Final answer:
The volume of a 1.47M iron(II) bromide solution containing 25.0g of iron(II) bromide is found to be 78.8 mL after converting grams to moles and using the molarity equation. The answer is not among the provided options a) through d), suggesting a mistake in the question or options.
Step-by-step explanation:
To calculate the volume in milliliters of a 1.47M iron(II) bromide solution that contains 25.0g of iron(II) bromide, we need to use the molarity equation M = n/V, where M is molarity, n is the number of moles, and V is the volume in liters. We first convert the grams of iron(II) bromide to moles using the molecular weight of iron(II) bromide (FeBr2), which is approximately 215.65 g/mol.

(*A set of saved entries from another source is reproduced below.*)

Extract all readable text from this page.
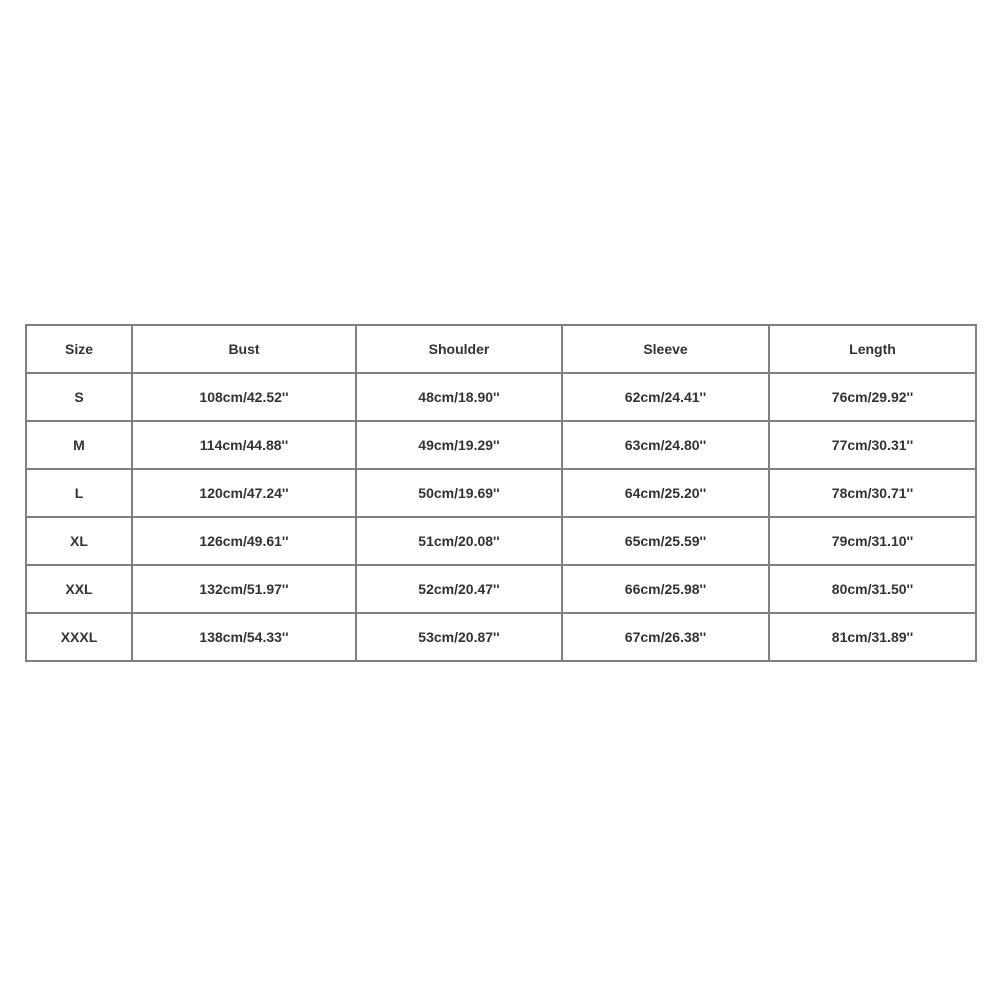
Size	Bust	Shoulder	Sleeve	Length
S	108cm/42.52''	48cm/18.90''	62cm/24.41''	76cm/29.92''
M	114cm/44.88''	49cm/19.29''	63cm/24.80''	77cm/30.31''
L	120cm/47.24''	50cm/19.69''	64cm/25.20''	78cm/30.71''
XL	126cm/49.61''	51cm/20.08''	65cm/25.59''	79cm/31.10''
XXL	132cm/51.97''	52cm/20.47''	66cm/25.98''	80cm/31.50''
XXXL	138cm/54.33''	53cm/20.87''	67cm/26.38''	81cm/31.89''
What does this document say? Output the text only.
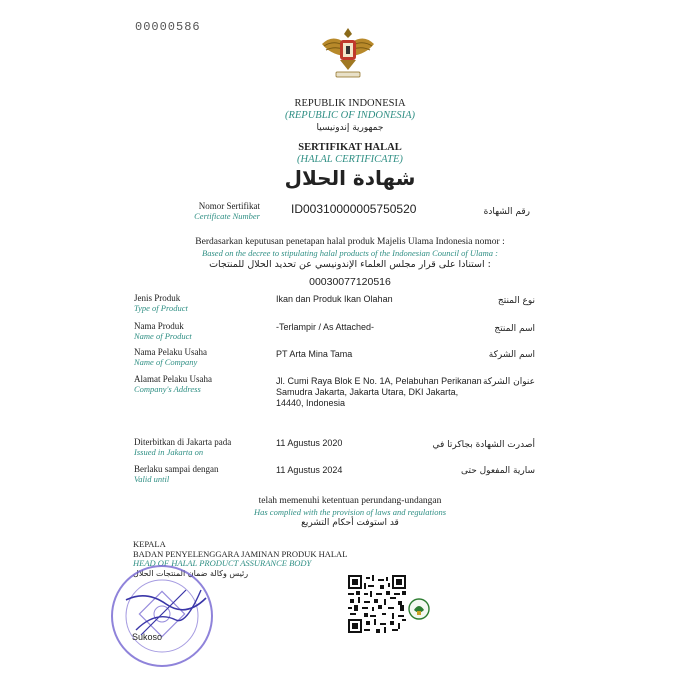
00000586
REPUBLIK INDONESIA
(REPUBLIC OF INDONESIA)
جمهورية إندونيسيا
SERTIFIKAT HALAL
(HALAL CERTIFICATE)
شهادة الحلال
Nomor Sertifikat
Certificate Number	ID00310000005750520	رقم الشهادة
Berdasarkan keputusan penetapan halal produk Majelis Ulama Indonesia nomor :
Based on the decree to stipulating halal products of the Indonesian Council of Ulama :
استنادا على قرار مجلس العلماء الإندونيسي عن تحديد الحلال للمنتجات :
00030077120516
Jenis Produk
Type of Product
Ikan dan Produk Ikan Olahan	نوع المنتج
Nama Produk
Name of Product
-Terlampir / As Attached-	اسم المنتج
Nama Pelaku Usaha
Name of Company
PT Arta Mina Tama	اسم الشركة
Alamat Pelaku Usaha
Company's Address
Jl. Cumi Raya Blok E No. 1A, Pelabuhan Perikanan Samudra Jakarta, Jakarta Utara, DKI Jakarta, 14440, Indonesia
عنوان الشركة
Diterbitkan di Jakarta pada
Issued in Jakarta on
11 Agustus 2020	أصدرت الشهادة بجاكرتا في
Berlaku sampai dengan
Valid until
11 Agustus 2024	سارية المفعول حتى
telah memenuhi ketentuan perundang-undangan
Has complied with the provision of laws and regulations
قد استوفت أحكام التشريع
KEPALA
BADAN PENYELENGGARA JAMINAN PRODUK HALAL
HEAD OF HALAL PRODUCT ASSURANCE BODY
رئيس وكالة ضمان المنتجات الحلال
Sukoso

Number of moles n = mass (g) / molar mass (g/mol) = 25.0 g / 215.65 g/mol = 0.1159 moles
Now, we can calculate the volume V, using the molarity equation rearranged to V = n/M.
Volume V = n / M = 0.1159 moles / 1.47 mol/L = 0.0788 L
Converting liters to milliliters (1 L = 1000 mL), we get:
Volume V = 0.0788 L × 1000 mL/L = 78.8 mL
The correct answer is not provided in the options a) through d), so there appears to be a mistake in the question or the provided options.